Fried: Why Worry About the Future if There Won't Be Any?
By Eric Fried
An Ipsos poll in December 2006 revealed that a quarter of all Americans believed it was “very likely” or “somewhat likely” that Jesus was coming back to Earth in 2007 to usher in the end of the world as we know it (to quote REM). The number expecting the Second Coming in 2007 rose to an astonishing 46 percent among white evangelical Christians, otherwise known as the Republican base.
So now we know why some people are not worried about rapidly accelerating global warming, or an unpayable $10 trillion U.S. deficit we are passing on to our children, or our economy being systematically hollowed out and sold off piecemeal to China. Why worry about the future if there won't be any?
People have been expecting Jesus to return almost from the moment he left, and they have been wrong every time. History is replete with cults whose members shed their worldly goods and went to the mountaintop to await the messiah on some prophesied date, only to return sheepishly to their normal lives, mumbling about metaphysical miscalculations. Rapture fever spiked around Y2K, while some expected the big event on June 6, 2006 (6/6/06) and others on July 7, 2007.
If you think Apocalypse Fever is confined to the lunatic fringe, think again. The “Left Behind” books by Timothy and Beverly LaHaye are the best selling works in modern American fiction, President Bush speaks openly, almost longingly, about a “Third World War” including his “crusade” to remake the Middle East, while the Web site raptureready.com (“the prophetic speedometer of end-time activity”) puts the Rapture Index currently at 159, just below the 160 level at which we are warned to “fasten our seat belts.”
Some believers are so eager for the end game, they're trying to help make it happen. (Why an all-powerful deity needs our meager assistance is beyond me.) Who cares if Saddam actually had nukes or threatened us? War with Babylon (modern-day Iraq) is one of the signs of the Apocalypse, so we needed to “bring it on,” in the words of our fearless leader. War with Iran is a prerequisite as well, which explains why some on the right were so furious when it was revealed those devious Persians gave up trying to make nuclear weapons … four years ago! Israel of course plays a crucial role, since it must retake all its Biblical lands by crushing the inconvenient Palestinians, before the final conflict can begin. Then of course we Jews will have outlived our usefulness, and we'll all burn in Hell.
By this twisted logic, global warming is a good thing, since it could lead to the kinds of famines, floods and pestilence predicted for the End Times.
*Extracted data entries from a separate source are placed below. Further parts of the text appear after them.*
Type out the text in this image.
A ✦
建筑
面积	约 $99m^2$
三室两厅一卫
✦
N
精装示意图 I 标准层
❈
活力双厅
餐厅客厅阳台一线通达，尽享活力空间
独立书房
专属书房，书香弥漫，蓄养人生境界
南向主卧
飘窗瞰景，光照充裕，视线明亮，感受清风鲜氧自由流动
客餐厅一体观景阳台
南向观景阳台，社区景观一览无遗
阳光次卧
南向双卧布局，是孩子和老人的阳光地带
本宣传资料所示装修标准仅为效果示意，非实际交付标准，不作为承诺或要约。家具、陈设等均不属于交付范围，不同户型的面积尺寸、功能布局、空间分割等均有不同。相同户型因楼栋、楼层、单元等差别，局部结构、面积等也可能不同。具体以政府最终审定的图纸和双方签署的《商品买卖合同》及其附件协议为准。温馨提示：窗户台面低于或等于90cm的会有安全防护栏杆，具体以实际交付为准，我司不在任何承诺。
That explains why many fundamentalists are not only indifferent to environmental protection, but actively hostile to it. As raptureready puts it, “Satan knows that a desire to save the earth is a good distraction from the more urgent need to save one's own soul.” Our game is over, fellow greens: not only are we socialist property-stealers, we are unmasked as Beelzebub's minions.
Here's my question to any dead-enders still reading this column: What's Your Plan B? What if Jesus doesn't come, or the actual date is June 6, 6006? Wouldn't it be smarter to right our economic ship of state, stabilize the climate, peacefully resolve international disputes and act as if we intend to inhabit this precious planet for the foreseeable future?
If we're planning dinner next week, but you won't be there, you don't get to decide on the menu. So if you won't be hanging around, do us all a favor: drop out of politics. Don't vote. Leave it to those of us who plan on being here for the foreseeable future.